SURABAYA, HeadlineJatim.com — Kemeriahan Hari Jadi Kota Surabaya (HJKS) ke-733 mencapai puncaknya dalam gelaran Festival Rujak Uleg 2026 Surabaya. Ribuan warga memadati Surabaya Expo Center (SUBEC) pada Sabtu (9/5/2026) malam untuk menyaksikan pesta rakyat ikonik yang tahun ini mengusung tema atraktif, “Rujak Phoria”.

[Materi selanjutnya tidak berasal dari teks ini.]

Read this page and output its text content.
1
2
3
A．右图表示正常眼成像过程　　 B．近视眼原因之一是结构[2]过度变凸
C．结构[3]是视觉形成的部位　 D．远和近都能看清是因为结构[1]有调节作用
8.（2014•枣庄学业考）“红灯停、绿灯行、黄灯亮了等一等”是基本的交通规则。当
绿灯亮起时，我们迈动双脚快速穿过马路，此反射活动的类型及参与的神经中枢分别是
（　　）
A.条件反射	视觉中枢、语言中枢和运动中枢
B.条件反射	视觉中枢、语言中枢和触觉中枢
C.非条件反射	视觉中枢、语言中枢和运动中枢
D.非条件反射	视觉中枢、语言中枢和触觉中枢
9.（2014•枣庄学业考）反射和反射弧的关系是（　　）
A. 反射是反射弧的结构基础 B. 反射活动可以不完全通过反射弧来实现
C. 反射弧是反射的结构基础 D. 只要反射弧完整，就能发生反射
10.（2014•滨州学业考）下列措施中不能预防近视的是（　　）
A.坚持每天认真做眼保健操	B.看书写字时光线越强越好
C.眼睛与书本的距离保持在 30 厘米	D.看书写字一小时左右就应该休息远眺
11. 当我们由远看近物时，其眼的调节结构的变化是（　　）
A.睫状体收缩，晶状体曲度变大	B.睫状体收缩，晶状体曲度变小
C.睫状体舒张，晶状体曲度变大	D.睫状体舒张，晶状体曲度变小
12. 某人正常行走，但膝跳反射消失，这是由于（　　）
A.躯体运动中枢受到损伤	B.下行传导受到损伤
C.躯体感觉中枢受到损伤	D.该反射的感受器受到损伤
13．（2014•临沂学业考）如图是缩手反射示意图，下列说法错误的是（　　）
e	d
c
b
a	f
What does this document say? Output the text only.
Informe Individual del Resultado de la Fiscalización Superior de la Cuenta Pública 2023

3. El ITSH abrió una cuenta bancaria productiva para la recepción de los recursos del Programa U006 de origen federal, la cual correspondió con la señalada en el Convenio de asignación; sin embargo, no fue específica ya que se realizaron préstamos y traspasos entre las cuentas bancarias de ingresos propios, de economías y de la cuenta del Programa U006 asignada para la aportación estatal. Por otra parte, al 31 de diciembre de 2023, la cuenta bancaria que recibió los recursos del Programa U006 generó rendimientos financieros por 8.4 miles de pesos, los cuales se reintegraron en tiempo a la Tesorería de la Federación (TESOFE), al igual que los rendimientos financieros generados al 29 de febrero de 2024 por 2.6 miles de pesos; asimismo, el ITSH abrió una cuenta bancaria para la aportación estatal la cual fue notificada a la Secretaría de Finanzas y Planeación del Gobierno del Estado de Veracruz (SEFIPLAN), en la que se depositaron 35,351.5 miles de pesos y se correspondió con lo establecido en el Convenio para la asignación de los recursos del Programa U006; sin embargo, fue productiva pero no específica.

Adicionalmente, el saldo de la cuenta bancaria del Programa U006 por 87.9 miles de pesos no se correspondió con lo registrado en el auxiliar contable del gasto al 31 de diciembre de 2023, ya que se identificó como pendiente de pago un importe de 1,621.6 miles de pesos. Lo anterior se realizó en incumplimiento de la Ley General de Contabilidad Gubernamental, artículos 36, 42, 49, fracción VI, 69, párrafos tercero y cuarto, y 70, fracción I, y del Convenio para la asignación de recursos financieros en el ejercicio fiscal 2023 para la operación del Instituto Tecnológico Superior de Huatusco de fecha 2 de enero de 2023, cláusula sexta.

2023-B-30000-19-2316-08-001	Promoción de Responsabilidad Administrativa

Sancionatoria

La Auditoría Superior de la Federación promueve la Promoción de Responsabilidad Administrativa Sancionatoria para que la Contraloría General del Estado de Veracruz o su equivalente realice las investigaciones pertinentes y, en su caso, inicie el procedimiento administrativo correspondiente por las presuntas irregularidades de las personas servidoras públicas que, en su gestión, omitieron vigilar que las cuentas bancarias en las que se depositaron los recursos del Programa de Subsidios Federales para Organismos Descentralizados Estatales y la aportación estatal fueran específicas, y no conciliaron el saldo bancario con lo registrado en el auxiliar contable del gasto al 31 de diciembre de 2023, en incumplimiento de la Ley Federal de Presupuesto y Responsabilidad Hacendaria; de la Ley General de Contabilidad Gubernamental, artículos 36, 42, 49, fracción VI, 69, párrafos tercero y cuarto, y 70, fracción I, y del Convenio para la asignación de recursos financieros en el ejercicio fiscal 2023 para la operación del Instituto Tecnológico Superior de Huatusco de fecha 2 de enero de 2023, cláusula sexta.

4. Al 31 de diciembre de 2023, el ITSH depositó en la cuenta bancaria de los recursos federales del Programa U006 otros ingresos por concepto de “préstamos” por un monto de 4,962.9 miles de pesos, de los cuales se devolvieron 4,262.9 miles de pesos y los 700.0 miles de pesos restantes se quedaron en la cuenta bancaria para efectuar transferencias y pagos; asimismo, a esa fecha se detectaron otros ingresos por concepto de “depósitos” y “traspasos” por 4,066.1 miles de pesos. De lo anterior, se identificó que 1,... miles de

​Tema “Rujak Phoria” sendiri terinspirasi dari demam Piala Dunia 2026, yang dipadukan dengan lomba fashion show bertajuk Sport Fashion, Surabaya World Fashion Carnival. Perpaduan budaya kuliner dan semangat olahraga ini sukses menarik antusiasme lintas generasi, mulai dari anak muda hingga lansia.

Read More

​Wali Kota Surabaya, Eri Cahyadi, mengaku terharu melihat lokasi acara yang “tumplek blek” oleh lautan manusia. Menurutnya, festival ini adalah simbol kekuatan kekeluargaan warga Kota Pahlawan.

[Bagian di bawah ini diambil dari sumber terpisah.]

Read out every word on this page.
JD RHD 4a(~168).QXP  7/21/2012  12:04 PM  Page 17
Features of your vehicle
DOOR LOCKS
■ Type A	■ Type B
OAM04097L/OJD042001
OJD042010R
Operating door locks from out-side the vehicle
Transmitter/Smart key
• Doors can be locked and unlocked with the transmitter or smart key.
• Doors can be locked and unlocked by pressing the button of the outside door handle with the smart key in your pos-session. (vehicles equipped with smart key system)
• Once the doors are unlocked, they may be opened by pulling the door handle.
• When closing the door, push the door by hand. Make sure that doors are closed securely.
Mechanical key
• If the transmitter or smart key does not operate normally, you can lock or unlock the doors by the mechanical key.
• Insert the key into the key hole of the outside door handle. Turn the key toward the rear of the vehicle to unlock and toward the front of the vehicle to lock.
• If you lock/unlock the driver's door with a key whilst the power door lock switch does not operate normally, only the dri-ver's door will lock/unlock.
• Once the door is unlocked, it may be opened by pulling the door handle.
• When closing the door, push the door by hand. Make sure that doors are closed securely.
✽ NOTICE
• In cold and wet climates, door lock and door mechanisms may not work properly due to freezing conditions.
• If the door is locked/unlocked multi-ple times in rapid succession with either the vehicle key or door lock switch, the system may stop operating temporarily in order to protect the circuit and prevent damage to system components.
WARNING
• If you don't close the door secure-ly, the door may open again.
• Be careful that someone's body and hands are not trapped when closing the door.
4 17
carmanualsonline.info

​“Alhamdulillah, antusiasme masyarakat luar biasa. Pesertanya sangat beragam, mulai dari pengurus RW, perhotelan, pelaku Sentra Wisata Kuliner (SWK), hingga perguruan tinggi. Ini benar-benar pesta rakyat milik seluruh warga Surabaya,” ujar Eri Cahyadi di sela acara.

Simbol Guyub dan Event Nasional KEN

​Tahun 2026 menandai tahun ketiga Festival Rujak Uleg 2026 Surabaya masuk dalam kalender nasional Karisma Event Nusantara (KEN) Kementerian Pariwisata RI. Keberhasilan ini semakin lengkap karena satu agenda unggulan lainnya, Surabaya Vaganza, juga berhasil masuk dalam daftar 125 event terbaik nasional.

​Wali Kota Eri menegaskan bahwa status KEN membawa dampak ekonomi dan pariwisata yang signifikan bagi kota. “Wisatawan dari luar kota semakin banyak yang datang. Hal ini tentu menggerakkan sektor ekonomi kreatif dan UMKM di Surabaya,” jelasnya.

​Pada gelaran tahun ini, sebanyak 36 meja perwakilan RW tampil penuh kreativitas, bersaing dengan meja-meja dari instansi komunitas dan perhotelan dalam menyajikan racikan rujak cingur terbaik.

Dukungan Kemenpar RI untuk Ekonomi Kreatif

​Kepala Bidang Promosi dan Kemitraan Kementerian Pariwisata RI, Eni Komiarti, yang turut hadir menyampaikan apresiasinya atas konsistensi Surabaya dalam menjaga warisan budaya.

​“Selamat kepada Festival Rujak Uleg yang kembali menjadi bagian dari KEN untuk ketiga kalinya. Kehadiran festival ini tidak hanya memperkuat identitas budaya, tetapi juga membuka peluang besar bagi komunitas dan pelaku ekonomi kreatif untuk tumbuh bersama,” ungkap Eni.

​Melalui sinergi antara pemerintah, pelaku usaha, dan masyarakat, Festival Rujak Uleg 2026 membuktikan bahwa tradisi “ngulek” bareng mampu menjadi magnet pariwisata berkelas dunia yang tetap menjaga nilai-nilai lokalitas Surabaya.